Die außerordentliche Revision wird gemäß § 508a Abs 2 ZPO mangels der Voraussetzungen des § 502 Abs 1 ZPO zurückgewiesen.

Begründung:
Rechtliche Beurteilung

[1] 1.1 Die am 14. 2. 2020 eingebrachte Räumungsklage wurde der Beklagten am 20. 2. 2020 zugestellt. In den Tagsatzungen vom 15. 5. 2020 und 15. 6. 2020 erstattete die unvertretene Beklagte umfangreiches (Bestreitungs‑)Vorbringen. Mit Beschluss vom 29. 6. 2020, GZ 19 P 180/19b‑83 des Bezirksgerichts Urfahr, wurde für die Beklagte ein Rechtsanwalt zum einstweiligen Erwachsenenvertreter bestellt, dessen Aufgabe die Vertretung vor Gerichten, insbesondere im hier vorliegenden Verfahren umfasste. Dieser nahm an der Tagsatzung vom 3. 9. 2020 teil. Ohne sich gegen die Wiederholung der bisherigen Verhandlungsergebnisse nach § 138 ZPO auszusprechen, bestritt er das Klagebegehren und brachte zur Sache vor.

[2] 1.2 Die Beklagte erachtet nunmehr den Nichtigkeitsgrund des § 477 Abs 1 Z 5 ZPO als gegeben, weil ihr Erwachsenenvertreter die Prozessführung nicht genehmigt habe.

[3] 1.3 Der genannte Nichtigkeitsgrund liegt jedenfalls dann nicht mehr vor, wenn die Prozessführung nachträglich ordnungsgemäß genehmigt wurde. Die Genehmigung kann in jeder beliebigen Form, sowohl prozessual als auch außergerichtlich, und auch konkludent, erfolgen (RS0042223, insb 4 Ob 229/07s mwN, vgl auch RS0035639 [T1]).

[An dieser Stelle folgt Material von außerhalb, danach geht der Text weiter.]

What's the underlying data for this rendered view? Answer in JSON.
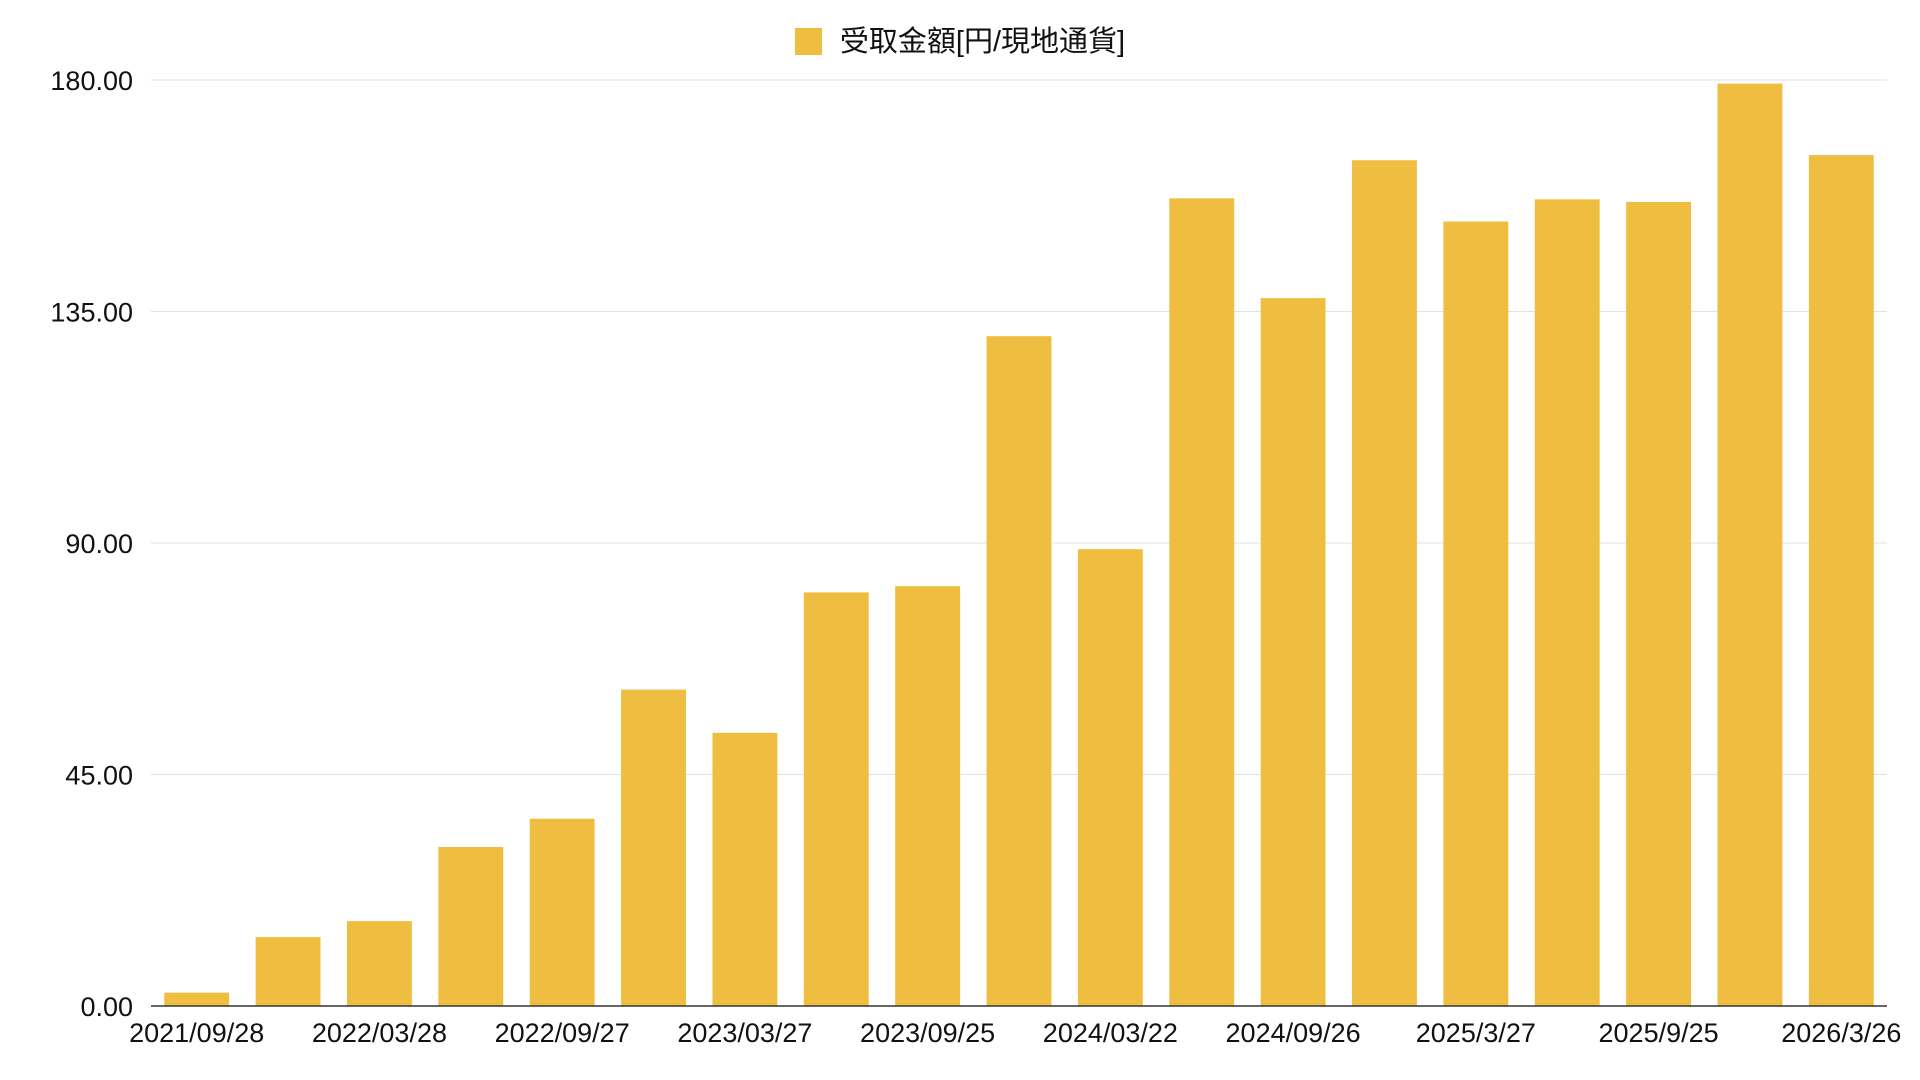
{
  "chart_data": {
    "type": "bar",
    "title": "",
    "legend": {
      "position": "top",
      "entries": [
        "受取金額[円/現地通貨]"
      ]
    },
    "series": [
      {
        "name": "受取金額[円/現地通貨]",
        "color": "#EFBE40",
        "values": [
          2.6,
          13.4,
          16.5,
          30.9,
          36.4,
          61.5,
          53.1,
          80.4,
          81.6,
          130.2,
          88.8,
          157.0,
          137.6,
          164.4,
          152.5,
          156.8,
          156.3,
          179.3,
          165.4
        ]
      }
    ],
    "x_tick_labels": [
      "2021/09/28",
      "",
      "2022/03/28",
      "",
      "2022/09/27",
      "",
      "2023/03/27",
      "",
      "2023/09/25",
      "",
      "2024/03/22",
      "",
      "2024/09/26",
      "",
      "2025/3/27",
      "",
      "2025/9/25",
      "",
      "2026/3/26"
    ],
    "y_ticks": [
      "0.00",
      "45.00",
      "90.00",
      "135.00",
      "180.00"
    ],
    "ylim": [
      0,
      180
    ],
    "xlabel": "",
    "ylabel": "",
    "grid": true
  }
}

[4] 1.4 Der Erwachsenenvertreter beteiligte sich am erstgerichtlichen Verfahren und erstattete umfangreiches (Bestreitungs‑)Vorbringen. In der Berufung wurde eine allfällige fehlende Genehmigung der Prozessführung nicht geltend gemacht. Vor diesem Hintergrund ist hier eine schlüssige Genehmigung der Prozessführung gegeben.

[5] 2.1 Nach § 1118 zweiter Fall ABGB kann der Bestandgeber die frühere Aufhebung des Vertrags fordern, wenn der Bestandnehmer nach geschehener Einmahnung mit der Bezahlung des Mietzinses dergestalt säumig ist, dass er mit Ablauf des Termins den rückständigen Bestandzins nicht vollständig entrichtet hat.

[6] 2.2 Die Vorinstanzen verneinten die eingewandte Pachtzinsminderung auf null und gingen von der Wirksamkeit der auf § 1118 zweiter Fall ABGB gestützten Auflösung des Pachtverhältnisses über eine Schutzhütte infolge qualifiziert eingemahnter Pachtzinsrückstände aus. Gegen diese Beurteilung bringt die Beklagte keine stichhaltigen Argumente.

[7] 2.2.1 Nach der ständigen Rechtsprechung des Obersten Gerichtshofs gilt die Sondernorm des § 33 Abs 2 MRG nur für Bestandobjekte, die dem Kündigungsschutz unterliegen (vgl 5 Ob 177/11g mzwN); die Anwendbarkeit auf das hier vorliegende Pachtverhältnis ist damit nicht gegeben.

[8] 2.2.2 Gegen ein Räumungsbegehren wegen Nichtzahlung des Bestandzinses kann mangels Gleichartigkeit nicht mit Geldforderungen gegen den Bestandgeber prozessual aufgerechnet werden, der Bestandnehmer hat nur die Möglichkeit, gegen die anerkannte Zinsforderung außergerichtlich aufzurechnen und den Räumungsanspruch mit der Behauptung zu bestreiten, dass die geltend gemachten Voraussetzungen für die Erhebung der Räumungsklage fehlen (RS0021036; RS0021118; 5 Ob 60/18m). Die Beurteilung der Vorinstanzen, dass die von der Beklagten in der Tagsatzung von 15. 6. 2020 ausschließlich prozessual erhobene Gegenforderung für den Fall des Zurechtbestehens des Zahlungsbegehrens auf eine bereits zuvor wirksam gewordene Auflösung des Vertrags keinen Einfluss habe, hält sich im Rahmen der Rechtsprechung.

[9] 2.2.3 Mit ihrem Hinweis auf § 1 2. COVID‑19‑JuBG übergeht die Beklagte, dass sie nicht nur keine Tatsachenbehauptungen zum Vorliegen eines Mietvertrags über eine Wohnung aufstellte, sondern vielmehr ausdrücklich vorbrachte, dass die Zurverfügungstellung der Wohnung unentgeltlich als Zusatzleistung zum Pachtvertrag erfolgt sei.

[10] 3. Dieser Beschluss bedarf keiner weiteren Begründung (§ 510 Abs 3 ZPO).